4. Creative Ways to Engage
Content is king and content marketing can be an important element of the marketing plan for every organization. The key is to publish timely, helpful, and engaging information that is related to what you are selling and of interest to prospective customers. Finding creative ways to gather content and keep the conversation going is a relatively new and important skill for most marketing organizations.
We all can probably think of five topics of content related to our work that could be used in things like blog posts, podcasts, and videos. But how about generating 500 ideas? Adding new authors to the mix and referencing works written by others can help, but it usually becomes increasingly difficult to think of new ideas. Thus, keeping your content fresh can be a challenge.

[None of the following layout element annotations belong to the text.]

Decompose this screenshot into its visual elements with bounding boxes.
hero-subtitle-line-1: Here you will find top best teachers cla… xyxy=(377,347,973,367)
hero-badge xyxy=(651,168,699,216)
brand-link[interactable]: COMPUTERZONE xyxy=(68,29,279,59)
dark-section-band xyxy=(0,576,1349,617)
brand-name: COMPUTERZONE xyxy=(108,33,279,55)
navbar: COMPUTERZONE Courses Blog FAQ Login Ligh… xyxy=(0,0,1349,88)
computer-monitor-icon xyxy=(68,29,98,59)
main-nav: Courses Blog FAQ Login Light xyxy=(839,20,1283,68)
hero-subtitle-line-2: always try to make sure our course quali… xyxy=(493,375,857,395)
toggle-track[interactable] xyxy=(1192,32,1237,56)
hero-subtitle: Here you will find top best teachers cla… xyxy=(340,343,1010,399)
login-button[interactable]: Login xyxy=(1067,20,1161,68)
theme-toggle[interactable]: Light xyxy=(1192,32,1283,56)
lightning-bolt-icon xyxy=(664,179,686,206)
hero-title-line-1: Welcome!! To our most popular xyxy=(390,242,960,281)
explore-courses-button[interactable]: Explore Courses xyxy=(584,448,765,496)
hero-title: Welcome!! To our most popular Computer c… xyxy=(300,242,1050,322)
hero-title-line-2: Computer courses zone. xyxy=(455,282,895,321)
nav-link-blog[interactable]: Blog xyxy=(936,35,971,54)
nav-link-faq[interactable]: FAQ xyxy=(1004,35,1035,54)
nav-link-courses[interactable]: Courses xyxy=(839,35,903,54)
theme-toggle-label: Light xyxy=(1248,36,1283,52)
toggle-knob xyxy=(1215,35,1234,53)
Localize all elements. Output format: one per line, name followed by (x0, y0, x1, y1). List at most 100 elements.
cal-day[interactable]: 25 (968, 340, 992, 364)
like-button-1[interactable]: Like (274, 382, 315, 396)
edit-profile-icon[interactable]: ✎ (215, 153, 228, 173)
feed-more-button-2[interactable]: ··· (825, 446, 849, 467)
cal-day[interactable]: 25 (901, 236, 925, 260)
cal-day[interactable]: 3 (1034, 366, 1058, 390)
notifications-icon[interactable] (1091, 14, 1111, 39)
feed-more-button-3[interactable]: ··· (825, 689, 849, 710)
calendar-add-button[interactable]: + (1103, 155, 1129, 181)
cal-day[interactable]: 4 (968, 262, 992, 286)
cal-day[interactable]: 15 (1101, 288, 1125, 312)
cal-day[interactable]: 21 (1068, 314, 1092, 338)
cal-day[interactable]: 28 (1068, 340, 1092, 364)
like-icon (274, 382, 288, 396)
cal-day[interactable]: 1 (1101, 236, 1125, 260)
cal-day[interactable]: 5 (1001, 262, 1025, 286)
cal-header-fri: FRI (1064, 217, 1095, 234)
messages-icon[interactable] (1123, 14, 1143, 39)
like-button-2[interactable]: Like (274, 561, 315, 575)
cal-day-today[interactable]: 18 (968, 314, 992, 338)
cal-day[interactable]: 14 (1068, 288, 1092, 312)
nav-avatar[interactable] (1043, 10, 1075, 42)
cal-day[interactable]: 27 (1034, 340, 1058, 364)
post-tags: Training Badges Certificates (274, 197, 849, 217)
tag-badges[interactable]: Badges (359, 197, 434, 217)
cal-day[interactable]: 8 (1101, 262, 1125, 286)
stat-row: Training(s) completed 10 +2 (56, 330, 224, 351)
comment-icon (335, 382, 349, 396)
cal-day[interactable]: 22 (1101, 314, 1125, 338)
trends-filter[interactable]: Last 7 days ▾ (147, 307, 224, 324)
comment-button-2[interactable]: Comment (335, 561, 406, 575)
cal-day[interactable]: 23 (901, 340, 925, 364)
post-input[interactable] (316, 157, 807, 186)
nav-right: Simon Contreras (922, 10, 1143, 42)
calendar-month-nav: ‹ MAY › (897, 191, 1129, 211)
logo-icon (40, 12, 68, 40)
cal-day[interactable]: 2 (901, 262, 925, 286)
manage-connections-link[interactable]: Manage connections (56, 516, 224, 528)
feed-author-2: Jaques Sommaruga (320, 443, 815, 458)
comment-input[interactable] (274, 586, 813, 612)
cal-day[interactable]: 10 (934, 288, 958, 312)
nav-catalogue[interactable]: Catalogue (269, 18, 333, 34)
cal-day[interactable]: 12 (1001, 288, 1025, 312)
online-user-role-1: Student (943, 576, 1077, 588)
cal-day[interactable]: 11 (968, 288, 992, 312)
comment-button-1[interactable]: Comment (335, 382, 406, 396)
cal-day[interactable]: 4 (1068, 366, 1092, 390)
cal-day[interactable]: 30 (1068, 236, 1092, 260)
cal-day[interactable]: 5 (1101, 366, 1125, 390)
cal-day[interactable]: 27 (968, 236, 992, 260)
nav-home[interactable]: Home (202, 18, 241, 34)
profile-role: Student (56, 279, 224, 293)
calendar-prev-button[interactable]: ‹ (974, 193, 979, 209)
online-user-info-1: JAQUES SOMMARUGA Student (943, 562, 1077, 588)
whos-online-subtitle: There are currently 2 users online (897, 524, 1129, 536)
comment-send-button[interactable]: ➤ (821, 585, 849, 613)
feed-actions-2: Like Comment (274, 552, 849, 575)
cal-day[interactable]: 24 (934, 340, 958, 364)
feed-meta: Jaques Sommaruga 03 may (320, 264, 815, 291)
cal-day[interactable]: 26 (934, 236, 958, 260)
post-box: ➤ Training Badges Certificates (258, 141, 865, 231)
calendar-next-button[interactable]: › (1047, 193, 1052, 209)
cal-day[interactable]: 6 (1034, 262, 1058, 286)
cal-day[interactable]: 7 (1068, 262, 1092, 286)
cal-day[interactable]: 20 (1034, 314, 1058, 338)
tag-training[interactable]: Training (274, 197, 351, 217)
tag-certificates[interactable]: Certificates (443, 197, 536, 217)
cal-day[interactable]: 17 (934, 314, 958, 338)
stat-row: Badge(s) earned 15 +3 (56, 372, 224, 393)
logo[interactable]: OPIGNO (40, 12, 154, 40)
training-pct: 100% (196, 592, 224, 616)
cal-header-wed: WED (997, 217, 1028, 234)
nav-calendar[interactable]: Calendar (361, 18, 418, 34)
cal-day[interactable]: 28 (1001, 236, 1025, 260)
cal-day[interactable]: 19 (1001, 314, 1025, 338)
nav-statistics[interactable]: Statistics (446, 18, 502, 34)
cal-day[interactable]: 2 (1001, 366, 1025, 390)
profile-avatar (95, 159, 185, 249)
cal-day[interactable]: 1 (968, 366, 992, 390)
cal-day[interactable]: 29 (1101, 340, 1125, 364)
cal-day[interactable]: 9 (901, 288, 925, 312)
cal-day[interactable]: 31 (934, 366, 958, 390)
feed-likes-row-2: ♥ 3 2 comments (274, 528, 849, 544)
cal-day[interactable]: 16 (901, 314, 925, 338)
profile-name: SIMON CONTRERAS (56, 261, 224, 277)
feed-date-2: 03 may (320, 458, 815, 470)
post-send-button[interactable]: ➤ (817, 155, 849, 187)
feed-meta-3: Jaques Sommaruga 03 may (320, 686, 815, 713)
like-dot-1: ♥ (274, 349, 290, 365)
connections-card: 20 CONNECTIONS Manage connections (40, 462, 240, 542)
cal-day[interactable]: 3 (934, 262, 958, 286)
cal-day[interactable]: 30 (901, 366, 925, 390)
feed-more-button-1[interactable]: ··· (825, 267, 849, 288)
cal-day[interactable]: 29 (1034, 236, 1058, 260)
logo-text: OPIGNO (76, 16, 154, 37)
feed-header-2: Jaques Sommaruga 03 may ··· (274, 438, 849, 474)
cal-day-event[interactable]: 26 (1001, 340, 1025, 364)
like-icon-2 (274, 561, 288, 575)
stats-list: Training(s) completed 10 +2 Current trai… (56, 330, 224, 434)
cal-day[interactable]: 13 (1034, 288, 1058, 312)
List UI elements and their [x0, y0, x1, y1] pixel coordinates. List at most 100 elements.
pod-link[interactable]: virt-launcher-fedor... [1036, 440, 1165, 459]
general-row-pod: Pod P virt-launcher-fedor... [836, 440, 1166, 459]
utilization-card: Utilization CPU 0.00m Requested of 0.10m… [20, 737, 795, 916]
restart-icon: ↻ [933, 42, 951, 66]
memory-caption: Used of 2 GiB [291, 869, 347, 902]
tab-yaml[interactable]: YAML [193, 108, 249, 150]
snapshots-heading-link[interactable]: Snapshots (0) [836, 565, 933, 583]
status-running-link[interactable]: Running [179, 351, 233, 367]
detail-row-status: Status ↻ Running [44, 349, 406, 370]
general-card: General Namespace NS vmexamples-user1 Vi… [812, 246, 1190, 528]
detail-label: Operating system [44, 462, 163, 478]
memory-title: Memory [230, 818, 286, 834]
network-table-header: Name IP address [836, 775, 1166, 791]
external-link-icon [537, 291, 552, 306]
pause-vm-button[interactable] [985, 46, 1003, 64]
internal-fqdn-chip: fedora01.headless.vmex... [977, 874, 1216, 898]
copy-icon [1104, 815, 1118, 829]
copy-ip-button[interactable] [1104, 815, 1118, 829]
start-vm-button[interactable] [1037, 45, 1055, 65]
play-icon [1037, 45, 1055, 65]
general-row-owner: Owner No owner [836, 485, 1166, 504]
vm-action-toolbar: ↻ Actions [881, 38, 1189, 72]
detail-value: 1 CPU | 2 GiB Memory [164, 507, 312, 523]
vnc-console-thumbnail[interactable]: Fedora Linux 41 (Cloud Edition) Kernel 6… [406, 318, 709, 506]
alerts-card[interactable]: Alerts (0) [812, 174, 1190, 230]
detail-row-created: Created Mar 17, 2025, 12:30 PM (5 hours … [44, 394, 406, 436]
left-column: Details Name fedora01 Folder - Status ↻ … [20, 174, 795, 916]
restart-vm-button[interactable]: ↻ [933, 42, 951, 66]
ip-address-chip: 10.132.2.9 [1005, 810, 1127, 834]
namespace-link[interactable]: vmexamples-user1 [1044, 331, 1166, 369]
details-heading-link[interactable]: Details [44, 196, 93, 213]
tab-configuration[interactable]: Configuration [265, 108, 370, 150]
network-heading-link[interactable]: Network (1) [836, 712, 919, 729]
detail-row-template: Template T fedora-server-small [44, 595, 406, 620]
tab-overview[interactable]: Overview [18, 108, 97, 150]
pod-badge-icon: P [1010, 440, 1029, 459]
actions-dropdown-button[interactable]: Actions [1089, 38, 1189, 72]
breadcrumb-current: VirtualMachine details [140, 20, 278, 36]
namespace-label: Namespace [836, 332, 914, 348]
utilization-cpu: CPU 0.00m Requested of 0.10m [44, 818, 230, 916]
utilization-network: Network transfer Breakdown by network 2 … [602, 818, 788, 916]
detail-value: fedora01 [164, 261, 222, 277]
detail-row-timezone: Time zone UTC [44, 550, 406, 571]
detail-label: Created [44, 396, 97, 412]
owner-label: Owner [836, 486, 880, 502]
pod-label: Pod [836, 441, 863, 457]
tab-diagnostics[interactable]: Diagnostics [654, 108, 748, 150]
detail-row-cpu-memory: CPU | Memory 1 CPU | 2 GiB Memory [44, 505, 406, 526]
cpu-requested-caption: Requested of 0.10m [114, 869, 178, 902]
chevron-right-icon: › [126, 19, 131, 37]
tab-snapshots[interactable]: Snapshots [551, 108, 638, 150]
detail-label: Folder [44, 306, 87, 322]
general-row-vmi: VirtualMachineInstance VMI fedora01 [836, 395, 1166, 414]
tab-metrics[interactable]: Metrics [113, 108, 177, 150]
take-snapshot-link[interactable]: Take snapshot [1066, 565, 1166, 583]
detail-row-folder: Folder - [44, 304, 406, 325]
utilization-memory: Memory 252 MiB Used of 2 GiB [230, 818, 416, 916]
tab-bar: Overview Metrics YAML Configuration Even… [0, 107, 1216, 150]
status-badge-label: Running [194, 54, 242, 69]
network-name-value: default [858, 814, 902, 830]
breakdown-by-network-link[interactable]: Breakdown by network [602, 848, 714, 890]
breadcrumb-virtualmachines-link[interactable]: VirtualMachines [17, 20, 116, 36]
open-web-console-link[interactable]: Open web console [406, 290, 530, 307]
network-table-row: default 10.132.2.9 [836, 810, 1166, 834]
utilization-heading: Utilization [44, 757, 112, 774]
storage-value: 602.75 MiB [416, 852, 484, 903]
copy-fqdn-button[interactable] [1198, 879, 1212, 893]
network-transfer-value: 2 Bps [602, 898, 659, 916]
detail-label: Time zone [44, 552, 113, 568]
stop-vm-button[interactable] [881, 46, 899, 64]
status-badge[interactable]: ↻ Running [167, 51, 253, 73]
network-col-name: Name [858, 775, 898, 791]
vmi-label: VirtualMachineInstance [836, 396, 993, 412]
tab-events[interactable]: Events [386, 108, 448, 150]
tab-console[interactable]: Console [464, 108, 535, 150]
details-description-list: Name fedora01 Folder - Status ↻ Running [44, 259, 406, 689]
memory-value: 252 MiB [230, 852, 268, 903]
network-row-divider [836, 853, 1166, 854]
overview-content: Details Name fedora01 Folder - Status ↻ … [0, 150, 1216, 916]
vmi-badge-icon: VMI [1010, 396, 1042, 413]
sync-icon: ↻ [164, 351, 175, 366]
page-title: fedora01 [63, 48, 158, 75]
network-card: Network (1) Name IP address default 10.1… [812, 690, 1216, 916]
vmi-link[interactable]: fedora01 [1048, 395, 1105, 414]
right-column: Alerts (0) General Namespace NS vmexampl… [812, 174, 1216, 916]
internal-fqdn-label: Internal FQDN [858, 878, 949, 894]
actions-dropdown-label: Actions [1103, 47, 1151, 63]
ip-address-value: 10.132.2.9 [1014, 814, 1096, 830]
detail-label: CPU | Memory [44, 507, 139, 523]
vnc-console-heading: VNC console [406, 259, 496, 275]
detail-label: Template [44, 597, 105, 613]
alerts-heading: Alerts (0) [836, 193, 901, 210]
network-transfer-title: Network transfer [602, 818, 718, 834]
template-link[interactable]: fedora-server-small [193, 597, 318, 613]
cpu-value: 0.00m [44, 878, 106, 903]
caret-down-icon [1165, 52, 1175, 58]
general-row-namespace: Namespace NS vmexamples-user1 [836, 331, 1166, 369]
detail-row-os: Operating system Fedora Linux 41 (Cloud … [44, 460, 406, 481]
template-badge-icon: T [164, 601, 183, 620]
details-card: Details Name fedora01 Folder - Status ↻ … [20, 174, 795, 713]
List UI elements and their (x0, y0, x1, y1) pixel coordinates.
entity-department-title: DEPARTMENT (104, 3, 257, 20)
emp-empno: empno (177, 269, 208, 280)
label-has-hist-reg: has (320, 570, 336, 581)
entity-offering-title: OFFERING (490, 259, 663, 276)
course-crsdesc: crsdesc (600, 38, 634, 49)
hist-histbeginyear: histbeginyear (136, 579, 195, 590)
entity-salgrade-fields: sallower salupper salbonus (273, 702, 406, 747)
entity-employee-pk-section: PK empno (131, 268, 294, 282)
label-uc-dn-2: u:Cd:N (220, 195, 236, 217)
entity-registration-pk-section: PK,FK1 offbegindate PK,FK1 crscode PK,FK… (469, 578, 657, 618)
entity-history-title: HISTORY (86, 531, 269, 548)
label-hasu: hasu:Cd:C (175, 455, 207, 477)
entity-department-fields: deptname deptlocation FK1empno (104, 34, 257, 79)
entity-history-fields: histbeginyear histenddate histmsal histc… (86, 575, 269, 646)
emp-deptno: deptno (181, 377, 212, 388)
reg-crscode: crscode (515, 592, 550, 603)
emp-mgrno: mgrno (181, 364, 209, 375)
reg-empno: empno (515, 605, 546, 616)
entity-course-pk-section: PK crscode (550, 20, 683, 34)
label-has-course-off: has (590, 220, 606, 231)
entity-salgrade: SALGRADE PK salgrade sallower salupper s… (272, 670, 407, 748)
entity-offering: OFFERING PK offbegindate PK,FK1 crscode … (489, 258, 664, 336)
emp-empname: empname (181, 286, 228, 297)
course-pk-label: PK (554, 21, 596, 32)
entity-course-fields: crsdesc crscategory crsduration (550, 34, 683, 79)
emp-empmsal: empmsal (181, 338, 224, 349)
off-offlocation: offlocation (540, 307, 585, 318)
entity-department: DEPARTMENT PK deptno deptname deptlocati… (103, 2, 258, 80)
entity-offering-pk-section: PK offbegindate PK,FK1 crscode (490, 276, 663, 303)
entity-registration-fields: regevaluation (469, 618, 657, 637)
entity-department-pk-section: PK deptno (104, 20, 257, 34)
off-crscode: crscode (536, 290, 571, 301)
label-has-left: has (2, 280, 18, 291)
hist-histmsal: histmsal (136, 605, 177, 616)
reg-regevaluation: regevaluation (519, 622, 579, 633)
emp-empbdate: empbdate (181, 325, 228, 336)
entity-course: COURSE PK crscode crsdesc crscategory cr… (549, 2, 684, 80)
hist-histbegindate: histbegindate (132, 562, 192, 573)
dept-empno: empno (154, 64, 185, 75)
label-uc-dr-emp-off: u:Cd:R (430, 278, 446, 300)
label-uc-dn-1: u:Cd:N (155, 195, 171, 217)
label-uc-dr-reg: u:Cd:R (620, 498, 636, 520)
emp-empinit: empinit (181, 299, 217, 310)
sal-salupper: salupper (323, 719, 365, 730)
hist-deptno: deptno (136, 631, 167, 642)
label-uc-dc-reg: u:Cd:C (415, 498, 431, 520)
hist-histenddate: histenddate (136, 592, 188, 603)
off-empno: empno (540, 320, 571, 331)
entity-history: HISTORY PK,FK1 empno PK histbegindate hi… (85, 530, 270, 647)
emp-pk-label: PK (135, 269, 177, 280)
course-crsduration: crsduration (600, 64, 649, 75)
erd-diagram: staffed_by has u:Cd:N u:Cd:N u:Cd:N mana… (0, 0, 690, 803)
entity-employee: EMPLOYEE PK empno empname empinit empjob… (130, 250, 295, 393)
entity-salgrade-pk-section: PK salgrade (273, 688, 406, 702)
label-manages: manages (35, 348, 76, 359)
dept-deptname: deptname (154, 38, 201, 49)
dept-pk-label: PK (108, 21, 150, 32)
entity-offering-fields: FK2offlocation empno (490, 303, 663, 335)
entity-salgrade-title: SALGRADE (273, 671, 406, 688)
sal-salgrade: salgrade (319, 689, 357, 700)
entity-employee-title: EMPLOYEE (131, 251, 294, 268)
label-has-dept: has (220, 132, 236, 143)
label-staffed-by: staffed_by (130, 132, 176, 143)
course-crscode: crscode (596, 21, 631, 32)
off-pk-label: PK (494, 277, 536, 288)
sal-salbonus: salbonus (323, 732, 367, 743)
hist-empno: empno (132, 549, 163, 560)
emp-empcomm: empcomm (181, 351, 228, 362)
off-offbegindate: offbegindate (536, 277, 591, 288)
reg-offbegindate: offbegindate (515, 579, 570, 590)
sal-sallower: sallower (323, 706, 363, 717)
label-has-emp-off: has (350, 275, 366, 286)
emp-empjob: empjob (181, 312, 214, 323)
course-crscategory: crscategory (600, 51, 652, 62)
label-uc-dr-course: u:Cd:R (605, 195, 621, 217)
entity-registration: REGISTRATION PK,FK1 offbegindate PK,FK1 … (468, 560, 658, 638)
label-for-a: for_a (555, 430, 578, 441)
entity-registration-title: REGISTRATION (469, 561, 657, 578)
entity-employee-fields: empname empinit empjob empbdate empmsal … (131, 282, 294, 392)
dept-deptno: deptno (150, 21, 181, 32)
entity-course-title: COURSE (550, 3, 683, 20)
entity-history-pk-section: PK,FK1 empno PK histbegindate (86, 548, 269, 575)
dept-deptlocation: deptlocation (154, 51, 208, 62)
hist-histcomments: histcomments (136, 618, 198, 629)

5. Influence Without Authority
While this phrase has been used so much that it has perhaps become cliché, in the marketing world there may be no greater skill than the ability to influence peers across the organization. Customers expect you to have a presence and expect a quick response. Often marketers aren’t equipped to answer detailed questions posed in social media about policies or customer accounts. Therefore, you may have a number of people within your organization who are active within social media, and that means less centralized control of the brand.
For marketers, the task becomes more about building organizational allies, gathering buy-in for using new channels, and establishing social media guidelines for others to follow. This ability to communicate and influence others in functions such as sales and customer service is important for marketing leaders.
The practice of marketing is changing at an unprecedented pace, creating opportunities for smart people with good skills to do interesting work that makes a contribution to the bottom line. And really, what’s more fun than that?